Your Insurance Payout Will Now Come After A Tax Cut!


For policies taken between April 1, 2003, to March 31, 2012, the condition was that the premium shall not exceed 20 percent of the actual capital sum assured. The clauses were not applicable if the amount received was on account of the death of an insured.

"The actual capital sum assured excludes the value of any premium agreed to be returned, as also benefit by way of bonus or otherwise that is over and above the policy amount," said C.L. Baradhwaj, senior vice president, Bharti Axa Life Insurance told IANS.

While life insurers try to ensure that the premium amount is compliant with the Income Tax Act at the product-design stage itself, there are some set of policyholders who could be affected by the new provisions, Baradhwaj said.

"All single-premium policies would be the immediate casualty, as the premia paid in one instalment would generally exceed 10 percent of the sum assured," he said.
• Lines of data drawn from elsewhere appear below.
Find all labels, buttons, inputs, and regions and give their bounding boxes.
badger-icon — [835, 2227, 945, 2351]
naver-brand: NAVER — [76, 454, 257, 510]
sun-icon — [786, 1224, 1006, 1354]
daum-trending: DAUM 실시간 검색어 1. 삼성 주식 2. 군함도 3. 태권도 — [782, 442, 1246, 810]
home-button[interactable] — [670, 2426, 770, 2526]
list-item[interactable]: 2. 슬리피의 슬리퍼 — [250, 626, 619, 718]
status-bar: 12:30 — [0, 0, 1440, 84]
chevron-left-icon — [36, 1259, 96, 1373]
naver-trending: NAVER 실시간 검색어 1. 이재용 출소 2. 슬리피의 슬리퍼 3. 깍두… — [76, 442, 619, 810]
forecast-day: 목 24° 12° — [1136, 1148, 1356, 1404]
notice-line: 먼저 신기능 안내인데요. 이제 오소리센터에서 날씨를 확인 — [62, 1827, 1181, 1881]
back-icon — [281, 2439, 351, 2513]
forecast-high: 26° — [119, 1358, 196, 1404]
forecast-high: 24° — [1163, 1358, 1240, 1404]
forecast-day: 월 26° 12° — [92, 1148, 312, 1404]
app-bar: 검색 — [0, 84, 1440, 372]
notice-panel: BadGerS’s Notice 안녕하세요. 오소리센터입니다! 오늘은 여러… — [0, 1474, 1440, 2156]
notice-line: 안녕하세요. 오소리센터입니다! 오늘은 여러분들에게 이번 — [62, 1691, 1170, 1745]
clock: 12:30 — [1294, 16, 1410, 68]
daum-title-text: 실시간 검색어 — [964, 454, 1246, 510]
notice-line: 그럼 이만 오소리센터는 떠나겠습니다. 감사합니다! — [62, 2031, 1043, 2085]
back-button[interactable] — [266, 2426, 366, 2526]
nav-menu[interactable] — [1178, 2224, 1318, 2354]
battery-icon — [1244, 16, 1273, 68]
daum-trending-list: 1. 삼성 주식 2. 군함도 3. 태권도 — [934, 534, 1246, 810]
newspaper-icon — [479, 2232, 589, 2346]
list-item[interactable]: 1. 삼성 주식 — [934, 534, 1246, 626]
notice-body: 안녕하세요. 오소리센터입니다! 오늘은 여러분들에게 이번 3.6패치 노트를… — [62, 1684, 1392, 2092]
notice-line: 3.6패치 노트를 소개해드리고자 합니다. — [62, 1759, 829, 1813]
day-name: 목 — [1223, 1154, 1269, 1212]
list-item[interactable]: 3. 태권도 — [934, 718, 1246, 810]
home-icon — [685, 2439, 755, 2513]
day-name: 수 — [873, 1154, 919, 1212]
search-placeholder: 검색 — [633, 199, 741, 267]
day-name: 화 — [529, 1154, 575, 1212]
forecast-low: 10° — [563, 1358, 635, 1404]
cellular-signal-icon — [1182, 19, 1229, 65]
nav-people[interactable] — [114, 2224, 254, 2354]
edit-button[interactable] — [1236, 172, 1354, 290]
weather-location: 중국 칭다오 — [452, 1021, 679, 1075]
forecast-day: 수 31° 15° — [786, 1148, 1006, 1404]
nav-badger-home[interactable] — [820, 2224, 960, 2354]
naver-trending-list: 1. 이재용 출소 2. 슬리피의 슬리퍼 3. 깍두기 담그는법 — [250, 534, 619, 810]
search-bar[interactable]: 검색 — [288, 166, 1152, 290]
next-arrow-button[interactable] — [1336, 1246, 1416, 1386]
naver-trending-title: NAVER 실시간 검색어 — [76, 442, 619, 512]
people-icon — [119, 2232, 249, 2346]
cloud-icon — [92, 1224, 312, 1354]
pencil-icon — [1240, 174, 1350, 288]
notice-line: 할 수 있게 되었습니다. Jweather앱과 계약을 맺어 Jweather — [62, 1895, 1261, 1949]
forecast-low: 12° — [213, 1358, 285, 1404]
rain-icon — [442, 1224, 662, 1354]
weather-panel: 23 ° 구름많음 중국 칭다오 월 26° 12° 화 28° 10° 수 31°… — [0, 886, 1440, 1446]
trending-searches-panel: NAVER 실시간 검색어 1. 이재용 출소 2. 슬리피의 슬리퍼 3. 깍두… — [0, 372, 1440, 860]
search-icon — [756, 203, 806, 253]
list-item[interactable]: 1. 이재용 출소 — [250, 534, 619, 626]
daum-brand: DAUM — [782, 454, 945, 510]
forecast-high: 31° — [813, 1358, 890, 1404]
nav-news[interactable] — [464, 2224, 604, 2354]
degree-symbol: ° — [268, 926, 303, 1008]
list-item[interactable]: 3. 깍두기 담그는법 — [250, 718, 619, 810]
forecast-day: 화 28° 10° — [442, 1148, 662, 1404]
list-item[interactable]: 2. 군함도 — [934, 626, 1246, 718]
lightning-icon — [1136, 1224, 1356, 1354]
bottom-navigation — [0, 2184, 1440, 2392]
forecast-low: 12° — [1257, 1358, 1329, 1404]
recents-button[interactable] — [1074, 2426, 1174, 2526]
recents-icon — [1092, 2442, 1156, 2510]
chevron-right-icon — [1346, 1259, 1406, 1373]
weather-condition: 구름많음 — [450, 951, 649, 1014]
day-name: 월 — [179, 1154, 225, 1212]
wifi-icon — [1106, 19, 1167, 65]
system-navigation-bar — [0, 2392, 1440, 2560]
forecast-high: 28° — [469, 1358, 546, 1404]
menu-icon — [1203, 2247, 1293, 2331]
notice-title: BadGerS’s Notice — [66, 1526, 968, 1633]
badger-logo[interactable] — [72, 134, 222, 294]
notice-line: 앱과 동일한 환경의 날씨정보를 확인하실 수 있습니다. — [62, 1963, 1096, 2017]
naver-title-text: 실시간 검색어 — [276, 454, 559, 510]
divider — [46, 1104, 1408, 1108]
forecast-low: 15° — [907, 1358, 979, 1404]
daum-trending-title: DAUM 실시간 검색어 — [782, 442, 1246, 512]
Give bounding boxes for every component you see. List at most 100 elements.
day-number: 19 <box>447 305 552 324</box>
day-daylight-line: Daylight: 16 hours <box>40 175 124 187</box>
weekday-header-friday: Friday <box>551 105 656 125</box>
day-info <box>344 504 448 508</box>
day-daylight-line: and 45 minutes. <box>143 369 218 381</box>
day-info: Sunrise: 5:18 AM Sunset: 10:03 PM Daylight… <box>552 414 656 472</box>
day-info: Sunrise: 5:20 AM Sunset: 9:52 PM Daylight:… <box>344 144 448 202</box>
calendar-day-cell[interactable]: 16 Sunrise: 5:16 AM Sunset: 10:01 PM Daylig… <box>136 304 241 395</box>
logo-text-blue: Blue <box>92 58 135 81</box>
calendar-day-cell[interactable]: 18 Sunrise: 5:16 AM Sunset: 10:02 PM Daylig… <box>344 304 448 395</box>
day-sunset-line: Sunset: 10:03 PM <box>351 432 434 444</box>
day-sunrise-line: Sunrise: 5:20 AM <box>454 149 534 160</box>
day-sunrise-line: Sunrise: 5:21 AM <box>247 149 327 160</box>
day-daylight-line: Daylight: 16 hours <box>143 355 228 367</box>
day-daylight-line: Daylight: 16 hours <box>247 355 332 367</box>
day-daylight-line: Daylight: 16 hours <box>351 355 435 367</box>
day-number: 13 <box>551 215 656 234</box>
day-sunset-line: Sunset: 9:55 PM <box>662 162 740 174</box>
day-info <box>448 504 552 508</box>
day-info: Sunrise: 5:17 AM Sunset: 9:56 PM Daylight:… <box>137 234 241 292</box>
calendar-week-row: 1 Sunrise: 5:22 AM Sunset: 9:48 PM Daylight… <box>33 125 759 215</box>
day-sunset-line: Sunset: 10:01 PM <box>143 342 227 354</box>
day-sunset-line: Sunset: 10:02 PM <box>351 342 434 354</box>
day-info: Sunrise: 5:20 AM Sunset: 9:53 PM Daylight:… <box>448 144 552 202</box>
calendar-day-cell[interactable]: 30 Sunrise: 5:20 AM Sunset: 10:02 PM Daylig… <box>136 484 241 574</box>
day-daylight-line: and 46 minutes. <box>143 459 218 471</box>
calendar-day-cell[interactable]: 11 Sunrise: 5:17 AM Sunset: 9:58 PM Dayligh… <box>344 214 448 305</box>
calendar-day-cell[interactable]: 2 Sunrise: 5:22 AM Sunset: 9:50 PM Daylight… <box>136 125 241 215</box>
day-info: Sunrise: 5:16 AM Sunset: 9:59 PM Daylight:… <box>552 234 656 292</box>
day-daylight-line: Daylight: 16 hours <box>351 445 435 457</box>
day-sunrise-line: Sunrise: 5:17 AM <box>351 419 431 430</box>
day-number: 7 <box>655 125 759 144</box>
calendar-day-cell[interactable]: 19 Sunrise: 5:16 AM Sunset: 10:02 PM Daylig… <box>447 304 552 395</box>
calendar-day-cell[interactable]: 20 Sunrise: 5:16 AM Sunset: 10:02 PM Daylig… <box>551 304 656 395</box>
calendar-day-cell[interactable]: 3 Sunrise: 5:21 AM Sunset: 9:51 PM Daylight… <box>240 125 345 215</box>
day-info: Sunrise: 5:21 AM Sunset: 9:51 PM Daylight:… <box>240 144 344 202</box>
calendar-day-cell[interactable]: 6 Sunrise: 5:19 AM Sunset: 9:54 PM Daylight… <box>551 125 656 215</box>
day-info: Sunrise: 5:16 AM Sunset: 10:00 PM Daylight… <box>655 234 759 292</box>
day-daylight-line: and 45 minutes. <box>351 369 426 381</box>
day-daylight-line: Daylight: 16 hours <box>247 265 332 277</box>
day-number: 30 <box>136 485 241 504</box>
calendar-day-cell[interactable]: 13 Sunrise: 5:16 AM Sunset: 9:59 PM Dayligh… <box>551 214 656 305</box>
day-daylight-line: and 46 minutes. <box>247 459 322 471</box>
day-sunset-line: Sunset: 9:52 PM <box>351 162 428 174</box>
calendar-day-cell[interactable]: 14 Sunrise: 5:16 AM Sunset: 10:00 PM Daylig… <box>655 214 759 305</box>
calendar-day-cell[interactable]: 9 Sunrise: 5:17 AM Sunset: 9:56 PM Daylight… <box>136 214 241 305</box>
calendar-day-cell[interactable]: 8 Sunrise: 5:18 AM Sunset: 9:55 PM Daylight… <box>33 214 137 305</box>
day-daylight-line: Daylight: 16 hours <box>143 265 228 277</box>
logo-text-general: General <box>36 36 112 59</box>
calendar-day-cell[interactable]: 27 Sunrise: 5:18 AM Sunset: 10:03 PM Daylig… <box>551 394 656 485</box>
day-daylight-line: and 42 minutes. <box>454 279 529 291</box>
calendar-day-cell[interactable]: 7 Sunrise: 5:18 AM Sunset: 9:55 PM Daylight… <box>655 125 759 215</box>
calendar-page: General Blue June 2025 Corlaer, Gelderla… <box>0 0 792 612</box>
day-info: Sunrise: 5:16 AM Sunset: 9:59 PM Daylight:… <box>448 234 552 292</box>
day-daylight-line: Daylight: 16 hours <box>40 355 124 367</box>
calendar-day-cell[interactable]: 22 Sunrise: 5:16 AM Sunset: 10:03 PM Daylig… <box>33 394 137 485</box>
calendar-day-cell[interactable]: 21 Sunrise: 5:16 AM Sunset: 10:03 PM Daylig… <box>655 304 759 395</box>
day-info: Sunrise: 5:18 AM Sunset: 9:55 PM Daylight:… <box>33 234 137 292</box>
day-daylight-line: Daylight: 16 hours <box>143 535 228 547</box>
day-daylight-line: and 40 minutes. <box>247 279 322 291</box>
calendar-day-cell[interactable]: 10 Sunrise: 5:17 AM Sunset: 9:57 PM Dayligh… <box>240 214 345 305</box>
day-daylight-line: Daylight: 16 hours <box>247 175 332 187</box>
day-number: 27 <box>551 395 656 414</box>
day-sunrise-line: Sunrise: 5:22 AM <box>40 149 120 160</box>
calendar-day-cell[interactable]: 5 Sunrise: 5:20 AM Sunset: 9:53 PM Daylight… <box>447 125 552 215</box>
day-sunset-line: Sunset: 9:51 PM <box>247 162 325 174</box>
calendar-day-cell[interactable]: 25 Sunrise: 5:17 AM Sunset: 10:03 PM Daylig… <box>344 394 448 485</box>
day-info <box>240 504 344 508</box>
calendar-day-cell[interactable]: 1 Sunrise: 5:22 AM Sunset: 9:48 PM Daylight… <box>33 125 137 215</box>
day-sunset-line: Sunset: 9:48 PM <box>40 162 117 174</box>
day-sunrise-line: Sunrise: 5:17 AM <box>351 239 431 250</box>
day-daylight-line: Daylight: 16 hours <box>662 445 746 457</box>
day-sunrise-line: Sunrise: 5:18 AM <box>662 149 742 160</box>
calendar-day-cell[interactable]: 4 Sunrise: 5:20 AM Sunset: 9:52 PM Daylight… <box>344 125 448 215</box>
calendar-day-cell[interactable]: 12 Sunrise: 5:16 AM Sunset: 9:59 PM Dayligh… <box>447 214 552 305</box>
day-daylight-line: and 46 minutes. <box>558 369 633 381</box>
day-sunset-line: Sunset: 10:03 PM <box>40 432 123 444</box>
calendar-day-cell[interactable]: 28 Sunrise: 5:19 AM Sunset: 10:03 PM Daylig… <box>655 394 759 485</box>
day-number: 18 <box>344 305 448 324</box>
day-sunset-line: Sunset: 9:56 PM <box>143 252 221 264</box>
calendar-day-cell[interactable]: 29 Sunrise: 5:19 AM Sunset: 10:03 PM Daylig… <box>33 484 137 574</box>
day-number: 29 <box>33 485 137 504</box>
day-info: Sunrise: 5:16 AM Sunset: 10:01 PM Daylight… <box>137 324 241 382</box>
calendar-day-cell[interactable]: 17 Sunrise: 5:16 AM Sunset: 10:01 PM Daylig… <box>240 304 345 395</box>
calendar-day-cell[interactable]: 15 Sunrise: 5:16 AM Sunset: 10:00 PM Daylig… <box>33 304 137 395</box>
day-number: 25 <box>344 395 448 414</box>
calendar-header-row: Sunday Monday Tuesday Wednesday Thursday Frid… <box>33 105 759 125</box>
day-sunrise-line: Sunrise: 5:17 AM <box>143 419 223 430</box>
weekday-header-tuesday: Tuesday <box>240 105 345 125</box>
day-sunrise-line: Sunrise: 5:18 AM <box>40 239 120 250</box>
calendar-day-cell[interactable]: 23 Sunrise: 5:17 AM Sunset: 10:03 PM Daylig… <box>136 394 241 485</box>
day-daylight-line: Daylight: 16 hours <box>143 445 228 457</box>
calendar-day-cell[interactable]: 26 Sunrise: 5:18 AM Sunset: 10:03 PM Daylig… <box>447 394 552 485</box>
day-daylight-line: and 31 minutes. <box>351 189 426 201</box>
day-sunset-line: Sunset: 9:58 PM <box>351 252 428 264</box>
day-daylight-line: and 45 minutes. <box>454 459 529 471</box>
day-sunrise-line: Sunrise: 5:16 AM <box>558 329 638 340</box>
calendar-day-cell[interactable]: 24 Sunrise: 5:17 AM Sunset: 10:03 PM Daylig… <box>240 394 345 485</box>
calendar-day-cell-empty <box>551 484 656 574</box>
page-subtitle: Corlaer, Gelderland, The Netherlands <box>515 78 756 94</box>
He said it is possible that people could be paying premia higher than the 10-20 percent limit set by the new provisions on account of their personal health, as also many other reasons. In such cases, too, the TDS liability could arise.

"It is important to note that a person aged, say, 50 years, pays a higher premium for the same sum assured when compared to a person who is 35 years old. Higher the age, higher risk and higher the premium," Baradhwaj added.